Si le monde connaît le Transsibérien, il existe en Russie, d’autres lignes de chemins de fer aux qualités techniques tout aussi exceptionnelles. La construction de la ligne entre Tioumen et Sourgout en fait partie. Commencé dans les années 1960, lorsque des géologues soviétiques ont découvert des réserves de pétrole et de gaz sans précédent en Sibérie occidentale, le gisement le plus important et le plus volumineux de Russie célèbre sous le nom de Samotlor.

Le début de l’exploitation de Samotlor coïncide avec la crise pétrolière de 1973 et permis à l’URSS de devenir l’un des principaux exportateurs d’hydrocarbures sur le marché mondial. L’exploitation de ces gisements se faisait au milieu de marécages inaccessibles et la construction d’une ligne de chemin de fer pour transporter ces hydrocarbures est devenue un objectif prioritaire pour l’URSS. La découverte de Samotlor a déterminé le tracé de la voie Tioumen à Sourgout via Tobolsk qui fut plus tard étendue afin d’atteindre Nouvelle Urengoy, la «capitale du gaz» russe. A la fin de l’ère soviétique, le chemin de fer a atteint les rives de l’océan Arctique dans le village de Yambourg et la nouvelle route ferroviaire dessert tous les gisements d’hydrocarbures de la Sibérie occidentale.

Le chemin de fer est arrivé à Tobolsk en 1967 grace au Samotlor. On reconnait tout de suite le style moderniste soviétique de l’architecture de la gare, si différent des gares richement décorées du Transsibérien.

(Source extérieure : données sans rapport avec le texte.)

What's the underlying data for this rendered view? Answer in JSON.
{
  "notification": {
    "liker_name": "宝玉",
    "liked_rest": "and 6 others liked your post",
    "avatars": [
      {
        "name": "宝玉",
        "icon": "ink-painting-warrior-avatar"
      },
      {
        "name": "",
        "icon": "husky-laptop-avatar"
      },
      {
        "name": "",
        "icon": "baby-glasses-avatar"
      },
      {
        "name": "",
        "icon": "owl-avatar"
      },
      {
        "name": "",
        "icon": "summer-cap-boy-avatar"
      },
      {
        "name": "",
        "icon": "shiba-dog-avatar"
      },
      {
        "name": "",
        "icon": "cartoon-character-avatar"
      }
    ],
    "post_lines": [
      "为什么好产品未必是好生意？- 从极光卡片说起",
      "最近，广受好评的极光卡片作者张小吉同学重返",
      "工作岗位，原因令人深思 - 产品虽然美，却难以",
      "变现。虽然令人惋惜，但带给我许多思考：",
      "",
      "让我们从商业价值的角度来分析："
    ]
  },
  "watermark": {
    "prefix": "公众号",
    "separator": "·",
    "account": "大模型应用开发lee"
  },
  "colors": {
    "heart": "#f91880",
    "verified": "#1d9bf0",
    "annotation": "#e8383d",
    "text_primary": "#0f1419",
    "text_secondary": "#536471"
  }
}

En raison des difficultés rencontrées pour construire le pont sur la rivière Irtych, la gare est située à 8 km du centre-ville.


Chaque ville de Siberie a été fondée sur forteresse. Le kremlin de pierre de Tobolsk est blanc comme neige avec un ensemble du 18ème siècle unique exemplaire en son genre au-delà de l’Oural.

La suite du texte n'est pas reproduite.